Иван Никулин — русский матрос | страница 81



— Не в этом главное, товарищ командир! Все в порядке, ты не сомневайся. Главное в другом…

Он не договорил, да и не нужно было ему договаривать: Никулин понял и так.

Папаша простился по-старинному, троекратно поцеловавшись.

Забрав мешок с гранатами и плотик, они ушли. Никулин приказал открыть пулеметный огонь, чтобы отвлечь внимание врага. Эта предосторожность была нелишней, хотя вправо и влево от моста по берегу тянулся пустой ивняк, который фашистские саперы не успели вырубить. Время шло, тикали часы в руках Никулина. Мысленно он был с Папашей и Фомичевым. По всему видно было, что враги не заметили никакого продвижения в кустах. Значит, благополучно. Уже доползли, наверное, и сейчас, лежа на берегу, раздеваются, грузят гранаты на плотик, а одежду свою оставляют…

— Харченко! — сказал Никулин. — Ты бы наведался в землянку, поглядел, как там раненые.

Харченко ушел. Никулин, оставшись один, сел на вырубленное в земле сиденье и отвернулся лицом к сырой земляной стене.

Из темного лаза командного пункта вышел, пригнувшись, Харченко, направился было к Никулину, но шагах в пяти остановился, посмотрел и отошел, не стал тревожить…

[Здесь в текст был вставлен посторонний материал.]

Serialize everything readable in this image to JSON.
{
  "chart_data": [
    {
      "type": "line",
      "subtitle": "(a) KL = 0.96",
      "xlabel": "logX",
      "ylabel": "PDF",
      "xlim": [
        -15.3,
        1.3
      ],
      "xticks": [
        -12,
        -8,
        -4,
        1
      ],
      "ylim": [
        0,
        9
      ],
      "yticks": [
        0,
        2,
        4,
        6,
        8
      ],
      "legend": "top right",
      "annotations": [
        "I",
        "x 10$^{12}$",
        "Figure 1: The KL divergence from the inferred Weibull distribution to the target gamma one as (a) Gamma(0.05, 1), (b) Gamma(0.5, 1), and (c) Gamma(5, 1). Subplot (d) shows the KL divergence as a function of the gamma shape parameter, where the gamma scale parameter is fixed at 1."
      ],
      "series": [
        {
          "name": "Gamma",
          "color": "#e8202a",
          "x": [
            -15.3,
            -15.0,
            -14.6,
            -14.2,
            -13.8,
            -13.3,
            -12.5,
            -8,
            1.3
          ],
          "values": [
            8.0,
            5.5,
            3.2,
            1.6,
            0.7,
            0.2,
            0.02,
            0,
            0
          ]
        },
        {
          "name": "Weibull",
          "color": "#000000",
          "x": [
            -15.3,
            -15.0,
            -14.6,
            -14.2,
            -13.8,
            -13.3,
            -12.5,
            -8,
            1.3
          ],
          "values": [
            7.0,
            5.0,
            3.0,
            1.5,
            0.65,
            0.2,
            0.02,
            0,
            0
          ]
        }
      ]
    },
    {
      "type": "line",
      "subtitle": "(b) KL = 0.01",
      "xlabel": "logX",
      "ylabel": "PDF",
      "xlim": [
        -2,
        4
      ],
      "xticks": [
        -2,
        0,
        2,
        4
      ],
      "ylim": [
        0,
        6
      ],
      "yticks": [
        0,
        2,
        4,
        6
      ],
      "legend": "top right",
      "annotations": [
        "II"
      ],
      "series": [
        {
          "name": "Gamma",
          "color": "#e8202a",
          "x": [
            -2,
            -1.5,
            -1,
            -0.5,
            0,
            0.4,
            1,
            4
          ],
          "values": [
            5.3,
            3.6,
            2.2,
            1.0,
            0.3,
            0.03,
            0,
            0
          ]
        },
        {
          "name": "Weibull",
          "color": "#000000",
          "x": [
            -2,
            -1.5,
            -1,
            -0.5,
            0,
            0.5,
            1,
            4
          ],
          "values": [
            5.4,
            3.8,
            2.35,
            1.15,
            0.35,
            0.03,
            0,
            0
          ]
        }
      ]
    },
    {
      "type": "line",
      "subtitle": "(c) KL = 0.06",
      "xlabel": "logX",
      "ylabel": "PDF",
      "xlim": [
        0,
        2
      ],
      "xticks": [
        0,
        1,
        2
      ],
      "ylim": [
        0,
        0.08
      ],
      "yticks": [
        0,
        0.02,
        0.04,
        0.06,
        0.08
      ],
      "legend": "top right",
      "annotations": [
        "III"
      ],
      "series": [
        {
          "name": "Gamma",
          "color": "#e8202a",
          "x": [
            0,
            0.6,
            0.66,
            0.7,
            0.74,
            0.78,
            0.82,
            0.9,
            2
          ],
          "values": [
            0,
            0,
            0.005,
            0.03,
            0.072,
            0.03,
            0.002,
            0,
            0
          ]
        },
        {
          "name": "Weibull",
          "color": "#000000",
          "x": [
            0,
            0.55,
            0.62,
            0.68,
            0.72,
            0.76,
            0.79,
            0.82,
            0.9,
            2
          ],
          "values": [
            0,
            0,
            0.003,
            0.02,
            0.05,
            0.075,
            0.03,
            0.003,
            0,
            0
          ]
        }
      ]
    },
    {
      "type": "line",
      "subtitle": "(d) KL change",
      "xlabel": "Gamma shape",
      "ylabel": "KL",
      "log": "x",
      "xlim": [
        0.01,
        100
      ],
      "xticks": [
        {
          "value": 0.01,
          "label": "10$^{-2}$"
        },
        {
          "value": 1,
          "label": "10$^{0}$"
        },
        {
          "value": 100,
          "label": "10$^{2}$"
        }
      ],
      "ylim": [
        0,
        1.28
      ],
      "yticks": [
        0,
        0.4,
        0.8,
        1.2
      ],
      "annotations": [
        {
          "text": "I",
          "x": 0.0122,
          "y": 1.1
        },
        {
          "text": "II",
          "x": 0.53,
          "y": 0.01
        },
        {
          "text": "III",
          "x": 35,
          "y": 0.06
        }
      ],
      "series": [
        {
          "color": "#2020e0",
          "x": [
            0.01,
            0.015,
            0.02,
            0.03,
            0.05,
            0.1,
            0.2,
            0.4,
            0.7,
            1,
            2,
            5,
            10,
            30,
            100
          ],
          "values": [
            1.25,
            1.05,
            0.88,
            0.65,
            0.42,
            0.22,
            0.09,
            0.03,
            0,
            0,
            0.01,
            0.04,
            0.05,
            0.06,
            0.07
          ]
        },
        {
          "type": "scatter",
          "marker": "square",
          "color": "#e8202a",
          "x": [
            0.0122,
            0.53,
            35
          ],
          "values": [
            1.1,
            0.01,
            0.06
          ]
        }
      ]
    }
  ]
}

Потревожили Никулина фашисты. Они вдруг оживились, зашумели, закричали, многие, позабыв осторожность, вскакивали и размахивали шапками, стоя на виду в полный рост. Огня, между тем, они не открывали. Все это было странно, непонятно и заставило Никулина насторожиться. Он смотрел поверх бруствера, силясь разгадать причины столь радостного оживления.

Долго думать и гадать ему не пришлось.

— Танки! — сказал Харченко, и лицо его покрылось сероватой бледностью.

Никулин вскинул бинокль в ту сторону, куда он указывал, и увидел танки с вражескими опознавательными крестами. Танки грузно переваливали через хребет далекого холма, направляясь по главной дороге, что вела через лощину к мосту. Они шли быстро, им оставалось не больше десяти минут ходу. «Танки! Танки!» — загудело по траншее справа и слева от Никулина. В голосах своих бойцов он слышал тревогу, страх, смятение. Мысль его работала напряженно и ясно, как никогда. Вот оно, самое трудное, самое тяжкое испытание на сегодняшнем большом экзамене его жизни! Вот оно, пришло самое главное и большое, о чем не договорил, прощаясь, Фомичев.

— Гранаты мне! — скомандовал Никулин, чувствуя, как все его существо наполняется силой, светом и легкостью. Он принял в здоровую правую руку связку гранат, бегло осмотрел их.

— Жуков, остаешься командовать. Последнее моё приказание тебе — не пускать! Стой до последнего!